The only continuous variable of the data set is the age variable.
It is not significantly correlated to the first component but it is significantly correlated to the second one.

Description by categorical variables and categories

For the categorical variables, an anova model with one factor is done for each dimension; the coordinates of the individuals are explained by the categorical variable.
A F-test is derived to see whether the variable has an influence on the dimension and T-tests are done category by category (with the contrast sum alpha_i=0). We can see if the coordinates of the individuals of the sub-population defined by one category are significantly different from the overall (i.e. different from 0). The variables and the categories are sorted by p-value and only the significant ones are kept.

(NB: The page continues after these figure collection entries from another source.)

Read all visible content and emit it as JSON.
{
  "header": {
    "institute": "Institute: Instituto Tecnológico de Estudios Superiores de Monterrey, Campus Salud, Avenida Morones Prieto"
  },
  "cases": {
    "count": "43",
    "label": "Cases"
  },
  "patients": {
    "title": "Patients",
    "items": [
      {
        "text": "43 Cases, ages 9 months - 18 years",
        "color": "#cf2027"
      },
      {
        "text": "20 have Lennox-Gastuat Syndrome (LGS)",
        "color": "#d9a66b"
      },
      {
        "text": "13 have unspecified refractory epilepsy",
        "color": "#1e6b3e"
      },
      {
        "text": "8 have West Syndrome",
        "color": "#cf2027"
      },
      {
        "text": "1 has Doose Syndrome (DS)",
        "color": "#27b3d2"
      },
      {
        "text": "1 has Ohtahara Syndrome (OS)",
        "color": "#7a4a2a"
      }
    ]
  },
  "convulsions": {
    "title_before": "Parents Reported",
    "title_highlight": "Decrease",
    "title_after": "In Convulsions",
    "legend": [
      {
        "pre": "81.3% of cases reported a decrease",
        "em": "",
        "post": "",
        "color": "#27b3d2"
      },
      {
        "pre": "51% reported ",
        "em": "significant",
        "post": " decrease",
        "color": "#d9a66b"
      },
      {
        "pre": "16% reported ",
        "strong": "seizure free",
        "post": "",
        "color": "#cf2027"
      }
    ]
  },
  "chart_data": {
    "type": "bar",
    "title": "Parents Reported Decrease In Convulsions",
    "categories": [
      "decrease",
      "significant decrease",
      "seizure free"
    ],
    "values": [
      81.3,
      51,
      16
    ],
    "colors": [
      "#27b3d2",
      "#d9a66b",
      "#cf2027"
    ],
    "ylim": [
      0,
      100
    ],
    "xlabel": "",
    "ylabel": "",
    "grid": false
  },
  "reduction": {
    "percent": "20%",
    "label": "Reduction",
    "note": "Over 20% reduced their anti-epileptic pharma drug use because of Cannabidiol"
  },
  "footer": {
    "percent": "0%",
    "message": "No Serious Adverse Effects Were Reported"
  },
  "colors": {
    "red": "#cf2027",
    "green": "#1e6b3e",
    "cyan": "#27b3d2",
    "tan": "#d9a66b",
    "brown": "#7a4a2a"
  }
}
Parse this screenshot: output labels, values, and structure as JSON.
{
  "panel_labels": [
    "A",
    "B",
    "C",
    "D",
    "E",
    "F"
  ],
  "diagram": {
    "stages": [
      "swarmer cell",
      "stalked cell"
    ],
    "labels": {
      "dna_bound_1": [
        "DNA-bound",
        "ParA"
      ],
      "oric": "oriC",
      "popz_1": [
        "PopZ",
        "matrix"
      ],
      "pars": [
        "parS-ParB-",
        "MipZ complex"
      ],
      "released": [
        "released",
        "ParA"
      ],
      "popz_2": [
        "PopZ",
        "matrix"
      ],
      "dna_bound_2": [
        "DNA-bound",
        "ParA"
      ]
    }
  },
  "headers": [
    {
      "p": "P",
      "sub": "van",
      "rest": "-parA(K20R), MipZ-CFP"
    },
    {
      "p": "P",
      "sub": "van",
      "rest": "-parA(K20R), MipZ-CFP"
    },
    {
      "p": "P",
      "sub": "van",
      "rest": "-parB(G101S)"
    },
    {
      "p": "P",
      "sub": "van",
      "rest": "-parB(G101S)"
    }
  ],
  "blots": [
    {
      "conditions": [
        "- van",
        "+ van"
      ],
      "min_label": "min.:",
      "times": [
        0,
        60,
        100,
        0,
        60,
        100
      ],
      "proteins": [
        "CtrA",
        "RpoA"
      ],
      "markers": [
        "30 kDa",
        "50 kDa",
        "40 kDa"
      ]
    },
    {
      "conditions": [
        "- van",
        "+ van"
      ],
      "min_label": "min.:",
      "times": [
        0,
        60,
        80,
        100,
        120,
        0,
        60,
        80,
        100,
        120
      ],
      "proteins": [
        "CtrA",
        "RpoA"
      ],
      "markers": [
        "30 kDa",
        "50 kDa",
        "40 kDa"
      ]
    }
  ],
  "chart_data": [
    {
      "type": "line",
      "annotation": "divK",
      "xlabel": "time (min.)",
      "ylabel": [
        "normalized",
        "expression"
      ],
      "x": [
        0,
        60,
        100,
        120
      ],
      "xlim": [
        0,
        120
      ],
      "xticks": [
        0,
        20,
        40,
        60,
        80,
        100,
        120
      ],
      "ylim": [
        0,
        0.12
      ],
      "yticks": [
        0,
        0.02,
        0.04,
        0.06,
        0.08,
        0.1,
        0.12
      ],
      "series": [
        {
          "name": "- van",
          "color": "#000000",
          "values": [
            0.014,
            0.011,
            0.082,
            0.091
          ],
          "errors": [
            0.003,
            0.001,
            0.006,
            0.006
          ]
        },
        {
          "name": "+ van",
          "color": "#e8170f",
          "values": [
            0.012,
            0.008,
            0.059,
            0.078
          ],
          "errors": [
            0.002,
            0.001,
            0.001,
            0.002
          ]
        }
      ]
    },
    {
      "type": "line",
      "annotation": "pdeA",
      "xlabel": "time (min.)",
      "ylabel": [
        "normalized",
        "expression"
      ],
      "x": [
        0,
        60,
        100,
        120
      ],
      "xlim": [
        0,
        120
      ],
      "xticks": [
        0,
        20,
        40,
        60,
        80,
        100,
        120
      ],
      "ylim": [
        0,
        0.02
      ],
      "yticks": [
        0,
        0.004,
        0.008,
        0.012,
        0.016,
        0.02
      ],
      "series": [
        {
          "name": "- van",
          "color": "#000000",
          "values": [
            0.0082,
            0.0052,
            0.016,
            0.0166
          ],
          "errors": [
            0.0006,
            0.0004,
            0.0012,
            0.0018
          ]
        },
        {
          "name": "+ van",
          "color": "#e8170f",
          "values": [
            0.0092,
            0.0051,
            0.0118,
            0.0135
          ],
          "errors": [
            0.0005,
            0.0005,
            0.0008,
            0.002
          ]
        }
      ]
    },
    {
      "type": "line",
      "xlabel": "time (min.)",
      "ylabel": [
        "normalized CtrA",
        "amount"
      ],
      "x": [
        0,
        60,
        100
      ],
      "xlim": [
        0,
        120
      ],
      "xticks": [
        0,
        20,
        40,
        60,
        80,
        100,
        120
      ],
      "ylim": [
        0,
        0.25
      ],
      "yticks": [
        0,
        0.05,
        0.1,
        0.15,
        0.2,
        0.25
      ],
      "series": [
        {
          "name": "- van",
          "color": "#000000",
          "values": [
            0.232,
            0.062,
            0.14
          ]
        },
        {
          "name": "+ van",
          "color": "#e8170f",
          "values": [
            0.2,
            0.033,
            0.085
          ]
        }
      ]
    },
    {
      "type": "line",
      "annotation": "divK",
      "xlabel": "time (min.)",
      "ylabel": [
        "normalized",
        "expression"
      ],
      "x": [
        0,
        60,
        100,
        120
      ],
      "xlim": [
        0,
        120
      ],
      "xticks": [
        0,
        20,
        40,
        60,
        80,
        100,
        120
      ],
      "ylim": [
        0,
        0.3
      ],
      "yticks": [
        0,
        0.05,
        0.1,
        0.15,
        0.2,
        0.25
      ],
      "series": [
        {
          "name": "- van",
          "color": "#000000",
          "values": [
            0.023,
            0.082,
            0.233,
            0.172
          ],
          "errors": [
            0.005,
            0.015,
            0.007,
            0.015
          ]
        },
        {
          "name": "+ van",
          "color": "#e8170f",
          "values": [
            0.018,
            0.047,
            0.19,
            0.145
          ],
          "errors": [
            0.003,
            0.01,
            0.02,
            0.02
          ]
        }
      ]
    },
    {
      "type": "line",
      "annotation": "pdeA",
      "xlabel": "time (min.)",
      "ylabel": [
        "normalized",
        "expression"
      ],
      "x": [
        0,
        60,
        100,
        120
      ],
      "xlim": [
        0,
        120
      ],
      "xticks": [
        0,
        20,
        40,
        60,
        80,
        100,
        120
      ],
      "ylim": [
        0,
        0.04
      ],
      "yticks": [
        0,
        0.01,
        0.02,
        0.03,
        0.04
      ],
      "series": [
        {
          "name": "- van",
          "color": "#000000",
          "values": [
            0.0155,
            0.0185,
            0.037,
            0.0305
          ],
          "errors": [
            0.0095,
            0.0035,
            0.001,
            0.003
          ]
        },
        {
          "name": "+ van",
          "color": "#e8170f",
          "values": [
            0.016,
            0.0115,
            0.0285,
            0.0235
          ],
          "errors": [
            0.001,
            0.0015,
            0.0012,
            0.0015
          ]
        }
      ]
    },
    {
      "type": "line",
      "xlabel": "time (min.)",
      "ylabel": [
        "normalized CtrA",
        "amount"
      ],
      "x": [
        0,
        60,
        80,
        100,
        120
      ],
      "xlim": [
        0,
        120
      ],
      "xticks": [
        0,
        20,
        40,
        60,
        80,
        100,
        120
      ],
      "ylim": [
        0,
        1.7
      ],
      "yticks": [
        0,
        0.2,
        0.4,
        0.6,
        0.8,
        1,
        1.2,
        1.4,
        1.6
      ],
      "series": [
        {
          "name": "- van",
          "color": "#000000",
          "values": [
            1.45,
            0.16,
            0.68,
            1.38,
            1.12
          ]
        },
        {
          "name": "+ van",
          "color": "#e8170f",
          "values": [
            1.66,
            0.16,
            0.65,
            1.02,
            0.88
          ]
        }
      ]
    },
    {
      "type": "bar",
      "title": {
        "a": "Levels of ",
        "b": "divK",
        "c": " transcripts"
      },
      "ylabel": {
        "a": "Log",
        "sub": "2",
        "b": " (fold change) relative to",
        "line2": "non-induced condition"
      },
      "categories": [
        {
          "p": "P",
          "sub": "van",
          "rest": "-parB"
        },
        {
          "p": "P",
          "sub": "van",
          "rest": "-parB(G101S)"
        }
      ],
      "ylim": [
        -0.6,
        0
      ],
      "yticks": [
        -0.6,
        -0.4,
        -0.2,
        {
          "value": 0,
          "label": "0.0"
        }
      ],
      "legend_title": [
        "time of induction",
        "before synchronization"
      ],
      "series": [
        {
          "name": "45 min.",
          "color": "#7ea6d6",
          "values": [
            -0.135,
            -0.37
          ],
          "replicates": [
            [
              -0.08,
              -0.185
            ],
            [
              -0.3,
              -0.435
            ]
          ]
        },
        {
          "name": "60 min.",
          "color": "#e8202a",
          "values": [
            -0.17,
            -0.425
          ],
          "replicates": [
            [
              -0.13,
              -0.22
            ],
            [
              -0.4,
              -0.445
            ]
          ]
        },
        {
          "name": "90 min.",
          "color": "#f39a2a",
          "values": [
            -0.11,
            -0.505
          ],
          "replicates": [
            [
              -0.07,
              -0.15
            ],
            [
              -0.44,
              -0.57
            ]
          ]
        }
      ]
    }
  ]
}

Dimensions description: description of axis 1 by categorical variables Click to view Dimensions description: description of axis 1 by categorical variables

The first component is characterized by "where" then " tea room" then "how" etc... Some supplementary variables, like sex are also linked to this axis. "tea room" has a positive coordinate on this axis whereas "not tea room" has a negative one. This gives the direction of the axis: individuals with high coordinates on the first component will tend to go to tea rooms.

Dimensions description: description of axis 2 by categorical variables Click to view Dimensions description: description of axis 2 by categorical variables

The second component is characterized by where then price then how etc... Individuals with high coordinates on this axis will tend to buy unpackaged tea in tea shops.